B-School Admissions Cheating Scandal Ratted Out In China


Students in a class at Renmin University of China in Beijing on May 31, 2013

Photograph by Gilles Sabrie/The New York Times via Redux

Students in a class at Renmin University of China in Beijing on May 31, 2013

In China it’s common to get spam messages on your mobile phone—including advertisements promising to boost your graduate-school admissions test scores and secure placement in MBA programs. Reporters at CCTV decided to take one spammer up on the “academic” offer in January–and then uncovered one of the largest organized test-cheating rings yet discovered involving a Chinese B-school.

Stories about corruption in higher education in China are depressingly common. Last fall, a high-ranking admissions officer at Beijing’s prestigious Renmin University – often called the Harvard of China – was apprehended at an airport trying to flee the country with a fake passport.
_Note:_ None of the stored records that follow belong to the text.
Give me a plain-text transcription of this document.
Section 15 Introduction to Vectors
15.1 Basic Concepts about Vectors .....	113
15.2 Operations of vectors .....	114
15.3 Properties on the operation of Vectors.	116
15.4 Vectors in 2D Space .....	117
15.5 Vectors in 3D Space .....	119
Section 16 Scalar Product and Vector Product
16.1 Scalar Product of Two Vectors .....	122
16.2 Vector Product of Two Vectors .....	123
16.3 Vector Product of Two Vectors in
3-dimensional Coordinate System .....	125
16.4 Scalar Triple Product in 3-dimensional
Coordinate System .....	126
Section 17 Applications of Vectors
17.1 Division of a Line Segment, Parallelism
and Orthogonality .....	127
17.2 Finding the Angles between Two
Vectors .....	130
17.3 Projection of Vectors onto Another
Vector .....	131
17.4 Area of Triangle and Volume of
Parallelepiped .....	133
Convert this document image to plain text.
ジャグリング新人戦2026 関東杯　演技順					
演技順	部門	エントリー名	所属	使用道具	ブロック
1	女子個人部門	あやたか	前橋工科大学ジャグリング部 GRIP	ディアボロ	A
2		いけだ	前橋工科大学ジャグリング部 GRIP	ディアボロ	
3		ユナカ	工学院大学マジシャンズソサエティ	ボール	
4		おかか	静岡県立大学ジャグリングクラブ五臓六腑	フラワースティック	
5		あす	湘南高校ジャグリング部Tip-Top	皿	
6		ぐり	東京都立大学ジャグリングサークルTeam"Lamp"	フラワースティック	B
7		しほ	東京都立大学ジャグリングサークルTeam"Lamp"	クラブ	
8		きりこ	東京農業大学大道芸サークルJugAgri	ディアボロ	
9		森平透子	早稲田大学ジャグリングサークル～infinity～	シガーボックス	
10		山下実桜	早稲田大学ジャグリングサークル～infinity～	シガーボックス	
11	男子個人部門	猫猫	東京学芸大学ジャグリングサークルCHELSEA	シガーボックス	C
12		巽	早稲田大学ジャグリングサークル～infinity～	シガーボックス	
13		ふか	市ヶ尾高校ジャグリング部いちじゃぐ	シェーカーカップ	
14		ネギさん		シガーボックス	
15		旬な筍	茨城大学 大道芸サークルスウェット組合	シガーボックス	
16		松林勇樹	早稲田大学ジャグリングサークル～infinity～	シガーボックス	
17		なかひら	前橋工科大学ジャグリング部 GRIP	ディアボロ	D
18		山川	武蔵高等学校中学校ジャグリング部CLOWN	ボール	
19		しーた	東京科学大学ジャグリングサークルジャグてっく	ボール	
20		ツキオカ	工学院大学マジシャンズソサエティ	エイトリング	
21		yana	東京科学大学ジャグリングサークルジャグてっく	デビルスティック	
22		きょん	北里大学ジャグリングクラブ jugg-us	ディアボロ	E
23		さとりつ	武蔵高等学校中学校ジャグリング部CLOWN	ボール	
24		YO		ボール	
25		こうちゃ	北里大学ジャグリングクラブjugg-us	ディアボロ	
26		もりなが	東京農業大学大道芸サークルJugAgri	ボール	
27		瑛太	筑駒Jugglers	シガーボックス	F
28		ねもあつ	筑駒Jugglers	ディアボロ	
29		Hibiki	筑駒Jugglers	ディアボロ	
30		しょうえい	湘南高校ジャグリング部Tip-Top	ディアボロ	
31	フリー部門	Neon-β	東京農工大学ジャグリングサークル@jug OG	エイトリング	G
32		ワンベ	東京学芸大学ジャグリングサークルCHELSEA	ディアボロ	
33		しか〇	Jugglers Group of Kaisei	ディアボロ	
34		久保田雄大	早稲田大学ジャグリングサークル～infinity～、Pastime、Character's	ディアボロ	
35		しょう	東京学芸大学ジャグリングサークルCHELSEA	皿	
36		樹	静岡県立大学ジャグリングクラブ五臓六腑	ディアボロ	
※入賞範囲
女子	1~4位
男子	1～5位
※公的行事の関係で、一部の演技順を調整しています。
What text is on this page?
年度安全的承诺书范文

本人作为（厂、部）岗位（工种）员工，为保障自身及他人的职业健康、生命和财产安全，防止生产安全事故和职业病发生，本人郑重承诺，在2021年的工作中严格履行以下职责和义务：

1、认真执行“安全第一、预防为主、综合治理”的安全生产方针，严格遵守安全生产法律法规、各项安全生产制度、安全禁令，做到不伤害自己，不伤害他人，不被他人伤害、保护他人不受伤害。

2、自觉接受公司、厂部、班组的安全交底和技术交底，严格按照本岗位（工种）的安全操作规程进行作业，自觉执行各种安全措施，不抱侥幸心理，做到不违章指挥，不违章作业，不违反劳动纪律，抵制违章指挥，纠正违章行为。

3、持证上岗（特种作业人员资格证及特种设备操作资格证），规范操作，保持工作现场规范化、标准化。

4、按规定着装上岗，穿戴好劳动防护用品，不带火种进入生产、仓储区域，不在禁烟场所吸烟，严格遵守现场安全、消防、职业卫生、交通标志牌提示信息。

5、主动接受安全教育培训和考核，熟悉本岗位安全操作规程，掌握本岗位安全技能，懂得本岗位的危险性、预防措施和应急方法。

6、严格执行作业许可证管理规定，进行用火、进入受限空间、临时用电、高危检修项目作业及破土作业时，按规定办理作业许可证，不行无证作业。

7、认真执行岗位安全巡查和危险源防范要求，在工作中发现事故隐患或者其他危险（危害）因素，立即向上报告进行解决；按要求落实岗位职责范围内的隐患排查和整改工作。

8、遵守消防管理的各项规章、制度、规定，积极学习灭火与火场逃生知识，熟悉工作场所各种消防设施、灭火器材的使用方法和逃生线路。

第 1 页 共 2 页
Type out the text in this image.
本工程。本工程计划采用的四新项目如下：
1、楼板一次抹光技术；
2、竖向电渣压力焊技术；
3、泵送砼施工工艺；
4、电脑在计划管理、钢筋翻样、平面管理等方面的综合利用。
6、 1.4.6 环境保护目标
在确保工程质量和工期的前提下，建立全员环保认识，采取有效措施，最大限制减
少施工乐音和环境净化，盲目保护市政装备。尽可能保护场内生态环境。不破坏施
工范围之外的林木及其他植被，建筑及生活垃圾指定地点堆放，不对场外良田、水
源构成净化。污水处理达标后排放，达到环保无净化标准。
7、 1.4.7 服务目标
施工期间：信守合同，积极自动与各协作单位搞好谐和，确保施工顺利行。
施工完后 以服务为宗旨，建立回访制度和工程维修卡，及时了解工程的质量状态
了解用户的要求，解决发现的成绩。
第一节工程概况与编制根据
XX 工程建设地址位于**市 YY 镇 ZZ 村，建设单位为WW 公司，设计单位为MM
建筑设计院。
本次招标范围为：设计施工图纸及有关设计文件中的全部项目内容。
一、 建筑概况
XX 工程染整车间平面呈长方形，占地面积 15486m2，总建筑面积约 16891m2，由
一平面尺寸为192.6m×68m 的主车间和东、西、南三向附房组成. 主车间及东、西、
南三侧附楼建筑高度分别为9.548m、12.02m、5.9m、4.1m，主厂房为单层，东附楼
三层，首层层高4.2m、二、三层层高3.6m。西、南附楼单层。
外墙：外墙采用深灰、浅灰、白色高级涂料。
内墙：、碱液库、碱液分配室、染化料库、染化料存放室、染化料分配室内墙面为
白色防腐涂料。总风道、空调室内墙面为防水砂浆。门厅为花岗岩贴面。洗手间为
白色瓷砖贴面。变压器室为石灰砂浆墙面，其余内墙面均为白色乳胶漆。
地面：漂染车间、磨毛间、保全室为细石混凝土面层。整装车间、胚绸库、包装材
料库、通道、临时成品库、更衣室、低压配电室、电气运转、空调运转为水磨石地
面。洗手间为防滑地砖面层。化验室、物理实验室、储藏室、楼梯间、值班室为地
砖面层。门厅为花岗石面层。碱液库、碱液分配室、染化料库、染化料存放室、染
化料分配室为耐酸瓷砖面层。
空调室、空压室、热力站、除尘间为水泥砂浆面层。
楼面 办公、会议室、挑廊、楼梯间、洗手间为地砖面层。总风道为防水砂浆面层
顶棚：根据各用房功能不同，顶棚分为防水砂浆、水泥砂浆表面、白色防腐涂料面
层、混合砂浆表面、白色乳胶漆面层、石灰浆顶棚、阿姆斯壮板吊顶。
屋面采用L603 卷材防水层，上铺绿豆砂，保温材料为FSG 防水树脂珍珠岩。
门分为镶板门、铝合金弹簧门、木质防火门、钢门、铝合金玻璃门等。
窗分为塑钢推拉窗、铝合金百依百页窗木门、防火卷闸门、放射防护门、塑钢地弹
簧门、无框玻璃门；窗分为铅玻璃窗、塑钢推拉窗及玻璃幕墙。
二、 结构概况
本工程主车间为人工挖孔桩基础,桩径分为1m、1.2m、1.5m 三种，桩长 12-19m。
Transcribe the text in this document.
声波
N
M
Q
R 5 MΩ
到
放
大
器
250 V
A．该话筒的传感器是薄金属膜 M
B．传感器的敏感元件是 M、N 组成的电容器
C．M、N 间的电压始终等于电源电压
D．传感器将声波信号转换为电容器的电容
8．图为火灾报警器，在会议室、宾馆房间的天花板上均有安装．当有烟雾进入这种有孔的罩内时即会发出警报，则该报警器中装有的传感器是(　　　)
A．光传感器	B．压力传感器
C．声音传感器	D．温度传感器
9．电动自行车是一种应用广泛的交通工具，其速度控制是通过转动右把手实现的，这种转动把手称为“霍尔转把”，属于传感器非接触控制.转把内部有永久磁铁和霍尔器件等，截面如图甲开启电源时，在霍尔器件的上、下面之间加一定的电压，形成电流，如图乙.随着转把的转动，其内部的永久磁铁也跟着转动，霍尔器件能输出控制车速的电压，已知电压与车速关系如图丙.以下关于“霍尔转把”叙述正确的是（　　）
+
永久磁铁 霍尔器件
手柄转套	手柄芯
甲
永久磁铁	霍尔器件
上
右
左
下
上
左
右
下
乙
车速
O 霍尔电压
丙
State media soon reported that he had been accused of trading admissions spots for bribes, sometimes as much as 1 million yuan (about $165,000). In 2012, another professor at Renmin University, Cao Tingbing, leapt to his death from a high-rise building amid unconfirmed rumors of another admissions corruption scandal.

China’s graduate schools are not immune to admissions irregularities. Recently CCTV reporters followed spam messages to uncover a big one, as revealed in a broadcast last week. When an under-cover reporter first visited the so-called Zhihengzhi Training Center in Beijing, he saw files describing plans for test-takers to wear wireless earpieces through which they would hear test answers dictated. Graduate school admissions tests are administered at pre-arranged times in examination rooms monitored by a university.

Because communication devices, such as mobile phones and laptops, are not allowed in testing rooms, such a scam could only work with the cooperation of one or more universities. CCTV reporters discovered that Harbin Polytechnic University, which runs a graduate MBA program, was cooperating with Zhihengzhi Training Center.

On a test date in early January, university administrators led students who had enrolled in the “training” program to a separate examination room and then distributed wireless earpieces, before giving a brief tutorial on how to use to use them. One of the “test-takers was a CCTV reporter, who took photos of the events. Two university administrators at Harbin Polytechnic University have already been suspended, and admissions for the MBA program put on hold.

It’s not the first time that Chinese media has uncovered fraudulent “test-prep” programs promising to guarantee MBA admissions. In 2011, Guangming Daily investigated a similar training center in Beijing that accepted fees in exchange for allegedly negotiating with admissions officials for MBA placements at a variety of small universities in Beijing. As Peking University professor Huang Yiping told the newspaper, the rapid increase in the number of MBA programs in China – far exceeding the demand for their graduates – has created plenty of openings for fraud: “Over time MBA education will go astray,” he said.

Larson is a Bloomberg Businessweek contributor.